Il 22 novembre alle 18.30 Palazzo Lantieri ospiterà la celebrazione del 60° anniversario dello storico incontro del 1965 tra i due sindaci di Gorizia e Nova Gorica. Dopo i saluti istituzionali del presidente Andrea Vacchi e un dialogo con i primi cittadini di oggi, Rodolfo Ziberna e Samo Turel, e un intervento di Lucia Bellaspiga, spazio a un concerto celebrativo – Brüderschaft – firmato dalla pianista e filosofa Letizia Michielon intreccerà Mozart, Beethoven, Chopin, Ravel e una nuova composizione dedicata a Giuseppe Ungaretti, evocando il filo rosso della fratellanza.

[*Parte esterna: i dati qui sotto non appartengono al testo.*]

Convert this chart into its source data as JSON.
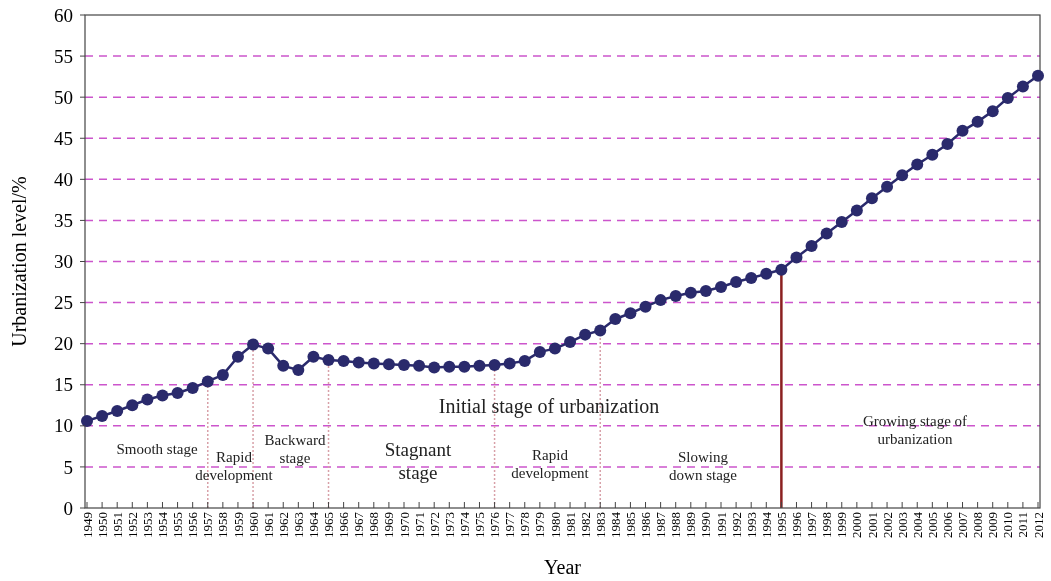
{
  "chart_data": {
    "type": "line",
    "xlabel": "Year",
    "ylabel": "Urbanization level/%",
    "x": [
      1949,
      1950,
      1951,
      1952,
      1953,
      1954,
      1955,
      1956,
      1957,
      1958,
      1959,
      1960,
      1961,
      1962,
      1963,
      1964,
      1965,
      1966,
      1967,
      1968,
      1969,
      1970,
      1971,
      1972,
      1973,
      1974,
      1975,
      1976,
      1977,
      1978,
      1979,
      1980,
      1981,
      1982,
      1983,
      1984,
      1985,
      1986,
      1987,
      1988,
      1989,
      1990,
      1991,
      1992,
      1993,
      1994,
      1995,
      1996,
      1997,
      1998,
      1999,
      2000,
      2001,
      2002,
      2003,
      2004,
      2005,
      2006,
      2007,
      2008,
      2009,
      2010,
      2011,
      2012
    ],
    "series": [
      {
        "color": "#2a2a6c",
        "values": [
          10.6,
          11.2,
          11.8,
          12.5,
          13.2,
          13.7,
          14.0,
          14.6,
          15.4,
          16.2,
          18.4,
          19.9,
          19.4,
          17.3,
          16.8,
          18.4,
          18.0,
          17.9,
          17.7,
          17.6,
          17.5,
          17.4,
          17.3,
          17.1,
          17.2,
          17.2,
          17.3,
          17.4,
          17.6,
          17.9,
          19.0,
          19.4,
          20.2,
          21.1,
          21.6,
          23.0,
          23.7,
          24.5,
          25.3,
          25.8,
          26.2,
          26.4,
          26.9,
          27.5,
          28.0,
          28.5,
          29.0,
          30.5,
          31.9,
          33.4,
          34.8,
          36.2,
          37.7,
          39.1,
          40.5,
          41.8,
          43.0,
          44.3,
          45.9,
          47.0,
          48.3,
          49.9,
          51.3,
          52.6
        ]
      }
    ],
    "xlim": [
      1949,
      2012
    ],
    "xticks": [
      1949,
      1950,
      1951,
      1952,
      1953,
      1954,
      1955,
      1956,
      1957,
      1958,
      1959,
      1960,
      1961,
      1962,
      1963,
      1964,
      1965,
      1966,
      1967,
      1968,
      1969,
      1970,
      1971,
      1972,
      1973,
      1974,
      1975,
      1976,
      1977,
      1978,
      1979,
      1980,
      1981,
      1982,
      1983,
      1984,
      1985,
      1986,
      1987,
      1988,
      1989,
      1990,
      1991,
      1992,
      1993,
      1994,
      1995,
      1996,
      1997,
      1998,
      1999,
      2000,
      2001,
      2002,
      2003,
      2004,
      2005,
      2006,
      2007,
      2008,
      2009,
      2010,
      2011,
      2012
    ],
    "ylim": [
      0,
      60
    ],
    "yticks": [
      0,
      5,
      10,
      15,
      20,
      25,
      30,
      35,
      40,
      45,
      50,
      55,
      60
    ],
    "grid": "y",
    "marker": "circle",
    "line_style": "solid",
    "ref_lines": [
      {
        "axis": "x",
        "value": 1957,
        "color": "#d8a0a8",
        "line_style": "dotted"
      },
      {
        "axis": "x",
        "value": 1960,
        "color": "#d8a0a8",
        "line_style": "dotted"
      },
      {
        "axis": "x",
        "value": 1965,
        "color": "#d8a0a8",
        "line_style": "dotted"
      },
      {
        "axis": "x",
        "value": 1976,
        "color": "#d8a0a8",
        "line_style": "dotted"
      },
      {
        "axis": "x",
        "value": 1983,
        "color": "#d8a0a8",
        "line_style": "dotted"
      },
      {
        "axis": "x",
        "value": 1995,
        "color": "#8b2020",
        "line_style": "solid"
      }
    ],
    "annotations": [
      "Smooth stage",
      "Rapid development",
      "Backward stage",
      "Stagnant stage",
      "Initial stage of urbanization",
      "Rapid development",
      "Slowing down stage",
      "Growing stage of urbanization"
    ]
  }
}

A esibirsi sarà Letizia Michielon al pianoforte. Sia l'incontro del 22 novembre che del 27 sono realizzati con il contributo del Consiglio Regionale del FVG.
La vocazione editoriale dell’ICM: un patrimonio da valorizzare
Giovedì 27 novembre, al Grand Hotel Entourage, una giornata interamente dedicata alla storia editoriale e culturale dell’ICM esplorerà la sua produzione scientifica, gli archivi recentemente riordinati, i progetti digitali e le pubblicazioni che raccontano decenni di studi mitteleuropei.
La mattinata si aprirà con gli interventi di studiosi e autori come Quirino Principe, Veronica Ronchi, Nicolò Fornasir, Pierfranco Bruni e Hans Kitzmüller, Elena Guerra, Suzana Glavaš, Vanni Feresin e Luca Olivo che offriranno un affondo sulla figura di Michelstaedter e sulle nuove opere edite dall’Istituto.
Il pomeriggio proseguirà con una riflessione sul riordino archivistico dell’ICM (con gli interventi di Vanni Feresin, Luca Caburlotto e Paolo Santoboni) sulle sfide dell’informazione digitale – con una tavola rotonda moderata da Il Goriziano alla quale, moderati da Salvatore Ferrara, interverranno Lucia Bellaspiga, Matevž Čotar e Feliciano Medeot – e sulla crescita della piattaforma multimediale Kadmos, che si propone come laboratorio di ricerca e voce culturale del territorio con interventi di Giuliana Parotto e Romeo Pignat. Nello stesso giorno sarà presentato il progetto “Voci di lingue”. Si chiuderà alle 18.30 con ‘Il sogno grafico di Ossi Czinner’.